Neutrophil-derived S100A8/A9 promotes apoptosis of intestinal epithelial cells in children with duodenal ulcers

Rong Cheng¹, Xiaowei Xia¹, Rong Liu², Wenjun Zhang², Juan Du², Maoyan Zhang¹, Chuanying Li¹

¹Department of Gastroenterology, Children's Medical Center of Anhui Medical University (Anhui Provincial Children’s Hospital), The Fifth Clinical College, Anhui Medical University, Hefei 230051, Anhui, China
²School of Basic Medical Sciences, School of Basic Medical Sciences, Anhui Medical University, Hefei 230032, Anhui, China

* Equal contribution

Received: February 17, 2023Accepted: June 12, 2023Published: July 12, 2023

https://doi.org/10.18632/aging.204842

Copyright: © 2023 Cheng et al. This is an open access article distributed under the terms of the Creative Commons Attribution License (CC BY 3.0), which permits unrestricted use, distribution, and reproduction in any medium, provided the original author and source are credited.

Abstract

Duodenal ulcer significantly reduces quality of life and safety in children; however, the mechanism of the pathogenesis in children with duodenal ulcer remains unclear.
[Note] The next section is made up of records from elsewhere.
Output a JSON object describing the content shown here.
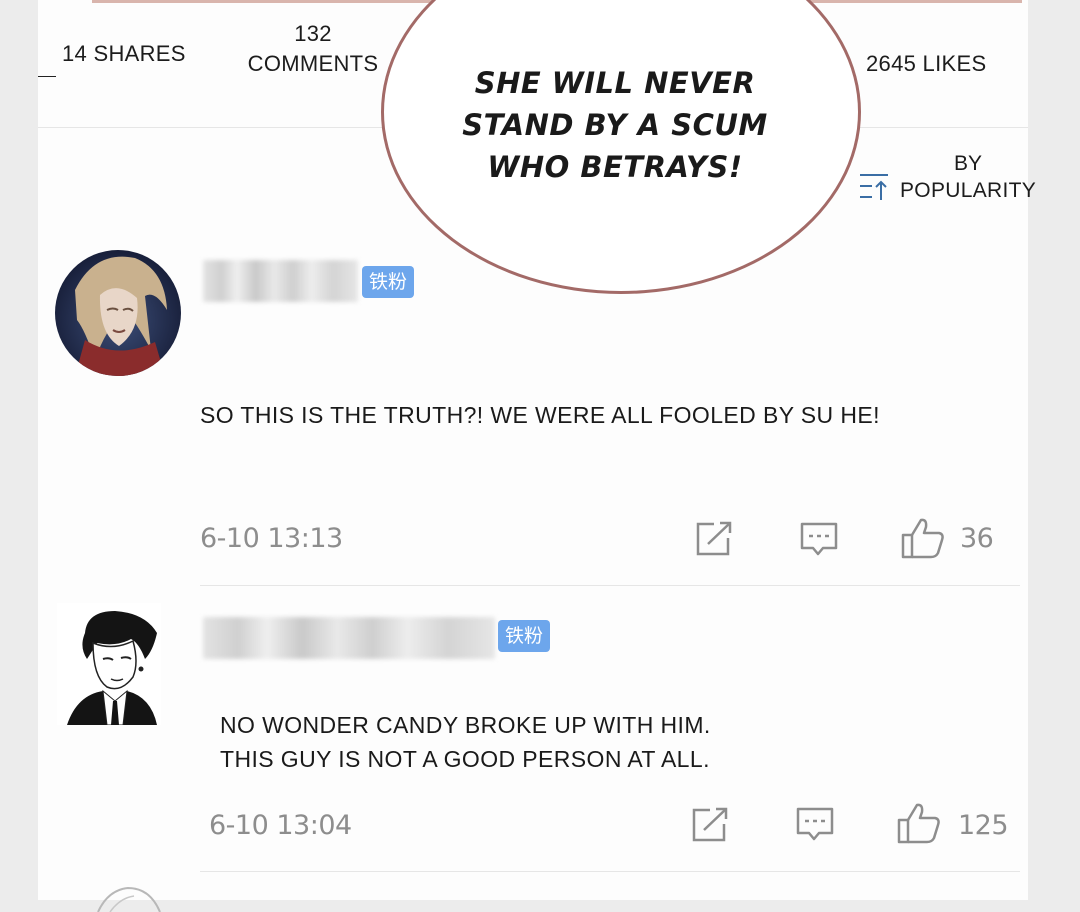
{
  "stats": {
    "shares": "14 SHARES",
    "comments_count": "132",
    "comments_label": "COMMENTS",
    "likes": "2645 LIKES"
  },
  "speech_bubble": {
    "line1": "SHE WILL NEVER",
    "line2": "STAND BY A SCUM",
    "line3": "WHO BETRAYS!"
  },
  "sort": {
    "by": "BY",
    "label": "POPULARITY",
    "icon": "sort-icon"
  },
  "comments": [
    {
      "badge": "铁粉",
      "text": "SO THIS IS THE TRUTH?! WE WERE ALL FOOLED BY SU HE!",
      "timestamp": "6-10 13:13",
      "likes": "36"
    },
    {
      "badge": "铁粉",
      "text_line1": "NO WONDER CANDY BROKE UP WITH HIM.",
      "text_line2": "THIS GUY IS NOT A GOOD PERSON AT ALL.",
      "timestamp": "6-10 13:04",
      "likes": "125"
    }
  ],
  "colors": {
    "badge": "#6da6ec",
    "bubble_border": "#a36a67",
    "muted_text": "#8d8d8d",
    "sort_icon": "#3a6ea5"
  }
}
S100A8/A9, which plays a critical role in the occurrence and development of inflammation, has attracted a lot of interest recently. Here, we identified that S100A8/A9 are highly expressed in the serum of children with duodenal ulcers, and this is of excellent diagnostic value. Animal experiments have proved that inhibition of S100A8/A9 can repair ulcer progression. In addition, further study has shown that S100A8/A9, mainly produced by neutrophil, can enhance the apoptosis of intestinal epithelial cells and promote the growth in children with duodenal ulcers. Thus, our research proves the value of S100A8/A9 in the diagnosis and treatment of children with duodenal ulcers.